1. NaCl : sebagai activator reaksi. Alasan digunakannya NaCl karena ia mudah
terionisasi dan menyerupai elektrolit tubuh. NaCl terdiri dari ion Na+ dan Cl-
dimana Na+ mengendalikan sifat-sifat enzim dan Cl- yang berfungsi untuk
mengaktifkan enzim.2. HCl : untuk menciptakan suasana asam karena pada
larutan akan ditambahkan KI-KIO3. Dan sebagai sumber Cl- agar aktivitas enzim
amilase meningkat
3. KI-KIO3 : sebagai indicator warna. KI-KIO3 pada suasana asam akan
melepaskan ion dan akan memberikan warna pada larutan. Karena glukosa dapat
larut dengan yodium dan berubah warna menjadi biru. Berkurangnya warna biru
disebabkan sebagian substrat telah dicerna oleh enzim amylase
Pada akhir reaksi konsentrasi substrat yang telah ditambahkan HCl akan semakin
sedikit. Berkurangnya substrat dan tetapnya konsentrasi HCl membuat kondisi
larutan menjadi asam. Keadaan asam ini adalah pH yang tidak optimum bagi
amilase sehingga amilase tidak dapat bekerja optimal dan bahkan bisa
terdenaturasi. Jika enzim rusak maka kecepatan reaksi akan melambat dan grafik
akan terlihat melandai
5.3 Struktur enzim amilase
Enzim amilase memerlukan ion Cl- sebagai kofaktornya untuk dapat bekerja. Ion
Cl- ini didapatkan dari NaCl yang mudah terion menjadi ion NA+ dan Cl-. Dalam
praktikum yang kami lakukan ada beberapa kendala yang kami alami yaitu:
pertama, kurangnya HCl yang disediakan sehingga kami harus meminta HCl ke
kelompok lain; kedua, kuvet yang tersedia banyak yang kurang bersih sehingga
kami perlu waktu untuk membersihkan terlebih dahulu; kurangnya kehati-hatian
sehingga saat menggunakan pipet, ada sedikit larutan yang kembali terhisap
masuk ke pipet.

BAB VI
KESIMPULAN

Suhu sangat mempengaruhi keja enzm yang ada. Pada suhu yang tinggi
ataupun rendah, suhu akan mengakibatkan enzim mengalami denaturasi.
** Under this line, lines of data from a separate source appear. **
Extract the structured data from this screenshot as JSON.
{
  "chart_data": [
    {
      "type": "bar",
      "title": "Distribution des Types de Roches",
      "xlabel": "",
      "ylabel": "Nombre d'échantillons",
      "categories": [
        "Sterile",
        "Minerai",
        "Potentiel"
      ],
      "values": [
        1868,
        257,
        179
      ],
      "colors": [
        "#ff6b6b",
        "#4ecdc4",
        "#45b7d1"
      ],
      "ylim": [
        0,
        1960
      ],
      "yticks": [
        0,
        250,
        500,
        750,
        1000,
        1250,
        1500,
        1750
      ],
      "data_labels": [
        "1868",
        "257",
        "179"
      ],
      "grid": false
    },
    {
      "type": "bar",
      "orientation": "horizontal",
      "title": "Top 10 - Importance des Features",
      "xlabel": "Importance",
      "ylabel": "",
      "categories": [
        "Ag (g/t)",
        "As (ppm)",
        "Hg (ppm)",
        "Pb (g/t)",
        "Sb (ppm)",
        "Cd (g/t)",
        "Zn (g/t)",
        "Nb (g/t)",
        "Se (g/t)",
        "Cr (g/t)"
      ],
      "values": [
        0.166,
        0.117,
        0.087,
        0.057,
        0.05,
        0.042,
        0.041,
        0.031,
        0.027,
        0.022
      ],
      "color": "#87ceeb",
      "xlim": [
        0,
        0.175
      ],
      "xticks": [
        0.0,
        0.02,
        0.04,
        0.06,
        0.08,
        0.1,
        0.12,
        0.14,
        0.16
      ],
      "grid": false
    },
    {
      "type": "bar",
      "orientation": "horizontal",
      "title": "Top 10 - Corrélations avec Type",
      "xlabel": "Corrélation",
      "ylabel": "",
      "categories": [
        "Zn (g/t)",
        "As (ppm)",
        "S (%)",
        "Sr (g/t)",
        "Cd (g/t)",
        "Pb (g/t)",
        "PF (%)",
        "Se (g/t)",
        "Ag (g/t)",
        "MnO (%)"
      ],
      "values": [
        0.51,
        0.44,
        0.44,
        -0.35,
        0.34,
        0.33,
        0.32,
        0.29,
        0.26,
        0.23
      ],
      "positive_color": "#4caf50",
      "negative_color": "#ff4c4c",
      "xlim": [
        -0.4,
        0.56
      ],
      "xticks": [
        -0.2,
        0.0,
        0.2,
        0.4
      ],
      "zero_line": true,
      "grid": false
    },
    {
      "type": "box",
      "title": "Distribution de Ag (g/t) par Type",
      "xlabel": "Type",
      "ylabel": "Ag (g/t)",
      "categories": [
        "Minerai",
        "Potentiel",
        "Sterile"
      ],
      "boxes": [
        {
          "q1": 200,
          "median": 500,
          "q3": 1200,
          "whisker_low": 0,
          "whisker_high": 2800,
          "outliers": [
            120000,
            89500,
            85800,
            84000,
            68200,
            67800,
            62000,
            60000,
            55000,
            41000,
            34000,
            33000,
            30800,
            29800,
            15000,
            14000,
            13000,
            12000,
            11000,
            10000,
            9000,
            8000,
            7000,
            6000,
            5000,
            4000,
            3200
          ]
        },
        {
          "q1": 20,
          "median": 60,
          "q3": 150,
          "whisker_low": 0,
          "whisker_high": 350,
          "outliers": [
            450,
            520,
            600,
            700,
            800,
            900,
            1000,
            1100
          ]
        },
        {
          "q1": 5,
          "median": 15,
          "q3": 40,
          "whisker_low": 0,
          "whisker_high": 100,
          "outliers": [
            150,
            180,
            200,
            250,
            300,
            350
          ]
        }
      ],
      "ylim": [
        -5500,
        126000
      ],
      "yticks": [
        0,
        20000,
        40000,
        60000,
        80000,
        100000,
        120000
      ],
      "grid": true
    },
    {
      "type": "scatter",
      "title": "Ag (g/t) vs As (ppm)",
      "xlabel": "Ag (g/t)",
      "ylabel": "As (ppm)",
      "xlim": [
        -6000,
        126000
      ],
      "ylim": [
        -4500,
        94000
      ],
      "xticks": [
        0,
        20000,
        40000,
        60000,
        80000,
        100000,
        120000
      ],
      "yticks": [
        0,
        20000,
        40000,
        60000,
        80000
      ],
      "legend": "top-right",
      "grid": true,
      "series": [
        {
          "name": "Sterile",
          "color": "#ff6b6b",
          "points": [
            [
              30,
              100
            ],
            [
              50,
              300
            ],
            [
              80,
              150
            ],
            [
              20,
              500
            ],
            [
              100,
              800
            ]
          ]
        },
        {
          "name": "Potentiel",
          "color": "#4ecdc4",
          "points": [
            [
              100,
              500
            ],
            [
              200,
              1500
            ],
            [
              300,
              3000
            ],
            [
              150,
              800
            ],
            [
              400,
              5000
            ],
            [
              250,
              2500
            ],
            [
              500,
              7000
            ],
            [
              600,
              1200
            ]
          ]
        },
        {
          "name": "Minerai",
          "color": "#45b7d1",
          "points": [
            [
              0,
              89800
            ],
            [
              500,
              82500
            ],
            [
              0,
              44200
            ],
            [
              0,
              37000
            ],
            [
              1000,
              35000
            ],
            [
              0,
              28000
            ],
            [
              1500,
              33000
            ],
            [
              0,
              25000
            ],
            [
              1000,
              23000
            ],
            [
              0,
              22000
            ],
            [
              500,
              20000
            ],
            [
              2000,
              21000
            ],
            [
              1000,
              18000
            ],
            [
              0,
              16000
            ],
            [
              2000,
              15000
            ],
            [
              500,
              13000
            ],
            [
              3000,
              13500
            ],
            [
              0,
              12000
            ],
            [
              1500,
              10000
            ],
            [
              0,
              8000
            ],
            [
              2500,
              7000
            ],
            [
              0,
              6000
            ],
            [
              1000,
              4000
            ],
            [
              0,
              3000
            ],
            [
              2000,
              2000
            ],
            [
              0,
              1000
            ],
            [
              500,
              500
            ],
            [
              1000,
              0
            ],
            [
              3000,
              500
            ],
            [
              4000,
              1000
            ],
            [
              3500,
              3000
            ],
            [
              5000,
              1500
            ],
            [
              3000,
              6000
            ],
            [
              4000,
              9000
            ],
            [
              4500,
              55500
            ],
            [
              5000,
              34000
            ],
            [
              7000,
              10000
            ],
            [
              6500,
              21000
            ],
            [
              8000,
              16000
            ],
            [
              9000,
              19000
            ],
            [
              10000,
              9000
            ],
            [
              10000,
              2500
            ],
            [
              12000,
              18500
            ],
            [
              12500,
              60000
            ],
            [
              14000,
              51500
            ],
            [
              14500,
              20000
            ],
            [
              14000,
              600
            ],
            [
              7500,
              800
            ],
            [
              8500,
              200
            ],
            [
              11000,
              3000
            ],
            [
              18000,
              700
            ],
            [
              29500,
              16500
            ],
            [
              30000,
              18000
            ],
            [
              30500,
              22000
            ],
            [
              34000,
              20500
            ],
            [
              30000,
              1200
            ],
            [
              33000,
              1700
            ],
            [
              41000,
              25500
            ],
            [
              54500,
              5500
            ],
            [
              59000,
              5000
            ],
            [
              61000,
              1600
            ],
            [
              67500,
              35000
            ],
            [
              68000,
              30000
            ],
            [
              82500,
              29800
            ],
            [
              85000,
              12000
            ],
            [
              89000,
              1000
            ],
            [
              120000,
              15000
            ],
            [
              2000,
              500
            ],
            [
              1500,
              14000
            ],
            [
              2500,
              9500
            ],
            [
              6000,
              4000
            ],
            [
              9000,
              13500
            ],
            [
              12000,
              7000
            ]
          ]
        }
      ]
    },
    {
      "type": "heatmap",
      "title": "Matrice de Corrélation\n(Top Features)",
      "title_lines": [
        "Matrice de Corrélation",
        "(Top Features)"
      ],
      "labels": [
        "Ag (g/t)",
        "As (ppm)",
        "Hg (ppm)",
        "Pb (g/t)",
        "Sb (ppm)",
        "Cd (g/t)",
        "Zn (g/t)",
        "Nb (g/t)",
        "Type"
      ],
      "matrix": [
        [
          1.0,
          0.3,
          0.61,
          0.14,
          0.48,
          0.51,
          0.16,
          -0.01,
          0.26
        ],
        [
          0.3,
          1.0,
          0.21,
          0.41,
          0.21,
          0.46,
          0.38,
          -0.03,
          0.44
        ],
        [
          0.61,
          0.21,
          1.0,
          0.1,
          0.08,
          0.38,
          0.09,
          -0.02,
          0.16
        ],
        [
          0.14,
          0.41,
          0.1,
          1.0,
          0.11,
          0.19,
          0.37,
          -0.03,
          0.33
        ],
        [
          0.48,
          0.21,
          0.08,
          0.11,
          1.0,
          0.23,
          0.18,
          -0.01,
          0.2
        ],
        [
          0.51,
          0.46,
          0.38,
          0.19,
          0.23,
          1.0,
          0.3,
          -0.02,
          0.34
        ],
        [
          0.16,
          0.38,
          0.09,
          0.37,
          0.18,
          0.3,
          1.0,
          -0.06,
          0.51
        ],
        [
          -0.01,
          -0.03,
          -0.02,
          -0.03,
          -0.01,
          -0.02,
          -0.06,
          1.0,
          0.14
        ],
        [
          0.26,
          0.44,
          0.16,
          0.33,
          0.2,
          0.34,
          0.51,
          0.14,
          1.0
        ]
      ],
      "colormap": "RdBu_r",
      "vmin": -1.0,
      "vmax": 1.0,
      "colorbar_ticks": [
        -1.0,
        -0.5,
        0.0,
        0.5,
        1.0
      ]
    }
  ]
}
Akibatnya, kecepatan reaksi atau substrat yang dicerna menurun dibandingkan
dengan kerja enzim pada suhu optimum.
Enzim amilase dapat bekerja secara optimal pada suhu 37⁰C, sesuai
dengan suhu normal tubuh manusia. Selain itu, dari praktikum ini juga dapat
diketahui bahawa enzim amilasi dapat bekerja secara optimal juga pada
lingkungan yang memiliki pH 6,5, yang cukup stabil. Hal ini dibuktikan dengan
% jumlah subtrat yang dicerna dimana pada suhu 37⁰C dapat diketahui jumlah
substrat yang dicerna lebih banyak daripada menggunakan suhu yang lainnya.
Sehingga suhu 37⁰C merupakan suhu optimal dari enzim amilase.